Jeff DiMaria

Personal information
- Date of birth: May 15, 1977 (age 48)
- Place of birth: St. Charles, Missouri, U.S.
- Height: 5 ft 8 in (1.73 m)
- Position: Midfielder

Youth career
- 1995–1997: UConn Huskies
- 1998–1999: St. Louis Billikens

Senior career*
- Years: Team / Apps / (Gls)
- 2000: Colorado Rapids / 4 / (0)
- 2000–2001: St. Louis Steamers (indoor)
- 2003: St. Louis Strikers
- 2003–2006: St. Louis Steamers (indoor)

International career
- 2003: U.S. Futsal

= Jeff DiMaria =

American soccer player

Jeff DiMaria is an American retired soccer midfielder who played professionally in Major League Soccer and the second Major Indoor Soccer League.

==Youth==
In 1995, DiMaria graduated from Christian Brothers College High School where he was a two-time All State soccer player. He began his collegiate career at the University of Connecticut where he played two seasons (1995–1996). In 1997, he had knee surgery early in the season and redshirted that year. DiMaria then transferred to St. Louis University where he finished his last two seasons of college soccer.

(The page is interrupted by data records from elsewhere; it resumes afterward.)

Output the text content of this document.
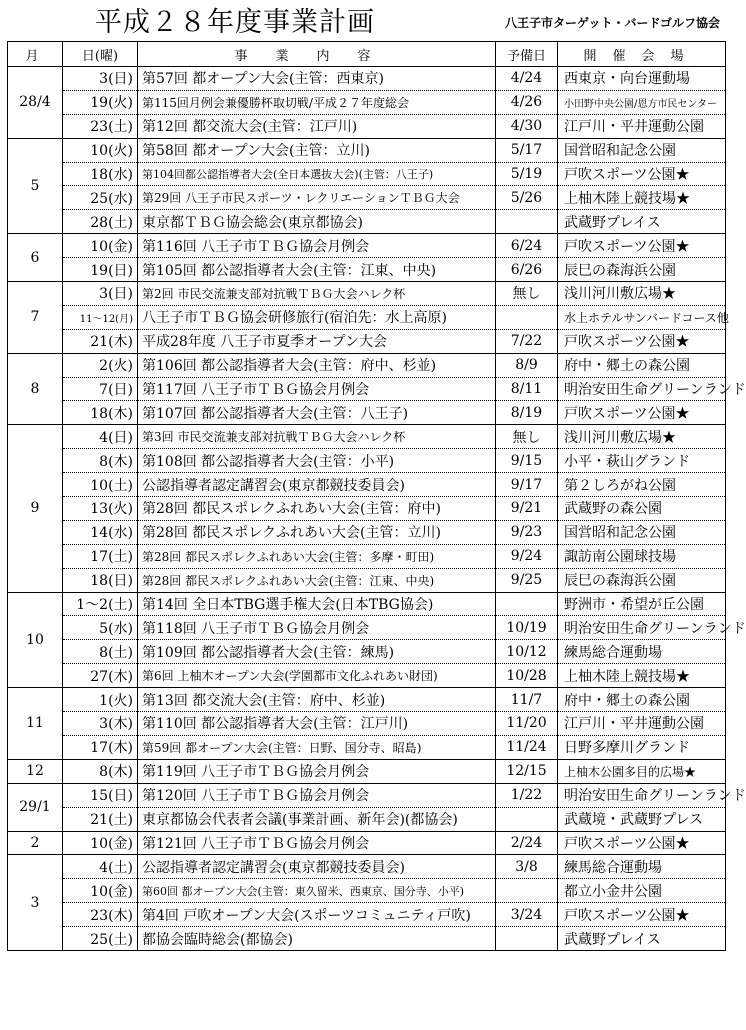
平成２８年度事業計画	八王子市ターゲット・バードゴルフ協会
月	日(曜)	事業内容	予備日	開催会場
28/4	3(日)	第57回 都オープン大会(主管：西東京)	4/24	西東京・向台運動場
	19(火)	第115回月例会兼優勝杯取切戦/平成２７年度総会	4/26	小田野中央公園/恩方市民センター
	23(土)	第12回 都交流大会(主管：江戸川)	4/30	江戸川・平井運動公園
5	10(火)	第58回 都オープン大会(主管：立川)	5/17	国営昭和記念公園
	18(水)	第104回都公認指導者大会(全日本選抜大会)(主管：八王子)	5/19	戸吹スポーツ公園★
	25(水)	第29回 八王子市民スポーツ・レクリエーションＴＢＧ大会	5/26	上柚木陸上競技場★
	28(土)	東京都ＴＢＧ協会総会(東京都協会)		武蔵野プレイス
6	10(金)	第116回 八王子市ＴＢＧ協会月例会	6/24	戸吹スポーツ公園★
	19(日)	第105回 都公認指導者大会(主管：江東、中央)	6/26	辰巳の森海浜公園
7	3(日)	第2回 市民交流兼支部対抗戦ＴＢＧ大会ハレク杯	無し	浅川河川敷広場★
	11～12(月)	八王子市ＴＢＧ協会研修旅行(宿泊先：水上高原)		水上ホテルサンバードコース他
	21(木)	平成28年度 八王子市夏季オープン大会	7/22	戸吹スポーツ公園★
8	2(火)	第106回 都公認指導者大会(主管：府中、杉並)	8/9	府中・郷土の森公園
	7(日)	第117回 八王子市ＴＢＧ協会月例会	8/11	明治安田生命グリーンランド
	18(木)	第107回 都公認指導者大会(主管：八王子)	8/19	戸吹スポーツ公園★
9	4(日)	第3回 市民交流兼支部対抗戦ＴＢＧ大会ハレク杯	無し	浅川河川敷広場★
	8(木)	第108回 都公認指導者大会(主管：小平)	9/15	小平・萩山グランド
	10(土)	公認指導者認定講習会(東京都競技委員会)	9/17	第２しろがね公園
	13(火)	第28回 都民スポレクふれあい大会(主管：府中)	9/21	武蔵野の森公園
	14(水)	第28回 都民スポレクふれあい大会(主管：立川)	9/23	国営昭和記念公園
	17(土)	第28回 都民スポレクふれあい大会(主管：多摩・町田)	9/24	諏訪南公園球技場
	18(日)	第28回 都民スポレクふれあい大会(主管：江東、中央)	9/25	辰巳の森海浜公園
10	1～2(土)	第14回 全日本TBG選手権大会(日本TBG協会)		野洲市・希望が丘公園
	5(水)	第118回 八王子市ＴＢＧ協会月例会	10/19	明治安田生命グリーンランド
	8(土)	第109回 都公認指導者大会(主管：練馬)	10/12	練馬総合運動場
	27(木)	第6回 上柚木オープン大会(学園都市文化ふれあい財団)	10/28	上柚木陸上競技場★
11	1(火)	第13回 都交流大会(主管：府中、杉並)	11/7	府中・郷土の森公園
	3(木)	第110回 都公認指導者大会(主管：江戸川)	11/20	江戸川・平井運動公園
	17(木)	第59回 都オープン大会(主管：日野、国分寺、昭島)	11/24	日野多摩川グランド
12	8(木)	第119回 八王子市ＴＢＧ協会月例会	12/15	上柚木公園多目的広場★
29/1	15(日)	第120回 八王子市ＴＢＧ協会月例会	1/22	明治安田生命グリーンランド
	21(土)	東京都協会代表者会議(事業計画、新年会)(都協会)		武蔵境・武蔵野プレス
2	10(金)	第121回 八王子市ＴＢＧ協会月例会	2/24	戸吹スポーツ公園★
3	4(土)	公認指導者認定講習会(東京都競技委員会)	3/8	練馬総合運動場
	10(金)	第60回 都オープン大会(主管：東久留米、西東京、国分寺、小平)		都立小金井公園
	23(木)	第4回 戸吹オープン大会(スポーツコミュニティ戸吹)	3/24	戸吹スポーツ公園★
	25(土)	都協会臨時総会(都協会)		武蔵野プレイス
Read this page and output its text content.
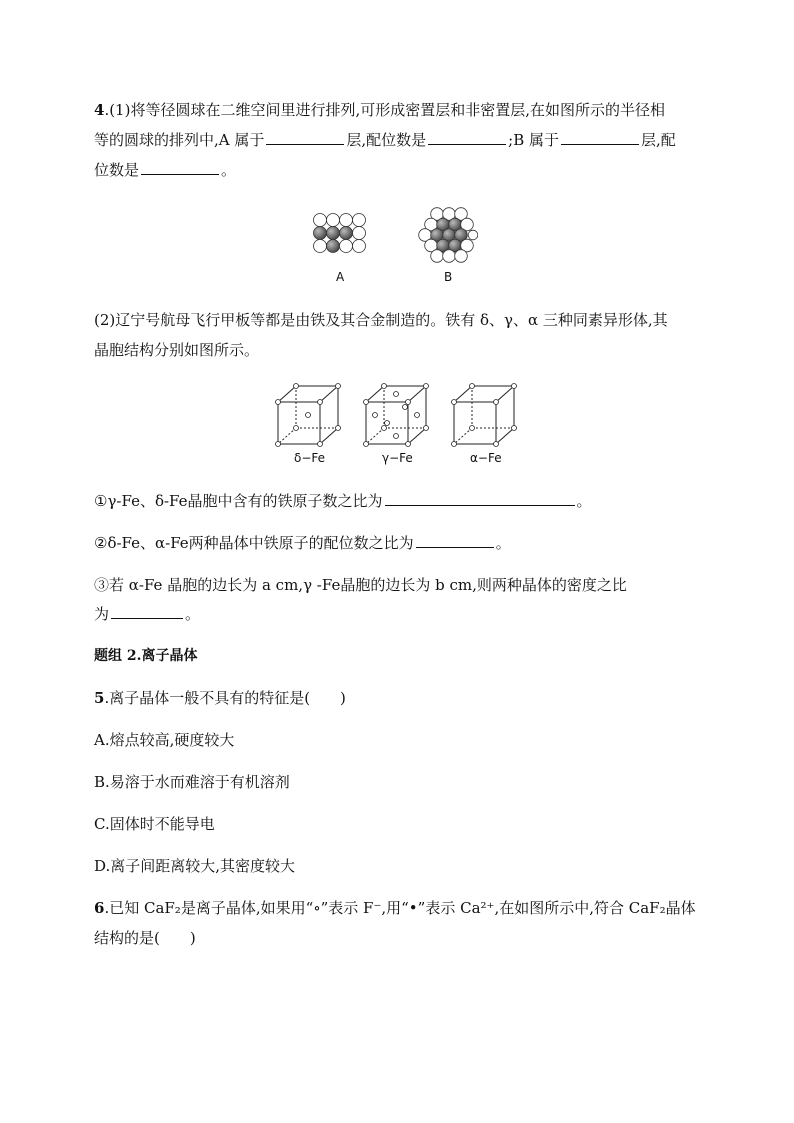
4.(1)将等径圆球在二维空间里进行排列,可形成密置层和非密置层,在如图所示的半径相
等的圆球的排列中,A 属于	层,配位数是	;B 属于	层,配
位数是	。
A	B
(2)辽宁号航母飞行甲板等都是由铁及其合金制造的。铁有 δ、γ、α 三种同素异形体,其
晶胞结构分别如图所示。
δ−Fe	γ−Fe	α−Fe
①γ-Fe、δ-Fe晶胞中含有的铁原子数之比为	。
②δ-Fe、α-Fe两种晶体中铁原子的配位数之比为	。
③若 α-Fe 晶胞的边长为 a cm,γ -Fe晶胞的边长为 b cm,则两种晶体的密度之比
为	。
题组 2.离子晶体
5.离子晶体一般不具有的特征是(　　)
A.熔点较高,硬度较大
B.易溶于水而难溶于有机溶剂
C.固体时不能导电
D.离子间距离较大,其密度较大
6.已知 CaF₂是离子晶体,如果用“∘”表示 F⁻,用“•”表示 Ca²⁺,在如图所示中,符合 CaF₂晶体
结构的是(　　)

He was a 1999 First Team All American. In 1996, DiMaria was a member of the Scott Gallagher U-19 national championship team and in 1998, he was part of the Scott Gallagher U-23 national championship team. He graduated with a bachelor's degree in health information management and is a member of the Billikens Hall of Fame.

==Professional==
In February 2000, the Colorado Rapids selected DiMaria in the second round (twenty-sixth overall) of the 2000 MLS SuperDraft. DiMaria played the Rapids first four games of the season, starting two. On April 10, 2000, Colorado signed Junior Agogo and released DiMaria to open a roster spot. DiMaria then signed with the St. Louis Steamers of the World Indoor Soccer League for the summer indoor season. He spent two seasons with the Steamers. The team announced they were going on hiatus in 2002 and the Cleveland Crunch selected DiMaria in the dispersal draft. He did not play for the Crunch, but remained in St. Louis and played for the St. Louis Strikers in the Premier Developmental League. In the fall of 2003, the Steamers entered the second Major Indoor Soccer League, but folded following the 2005–2006 season. On September 25, 2006, the Detroit Ignition selected DiMaria in the dispersal draft.

==International==
DiMaria played for the United States national futsal team in 2003.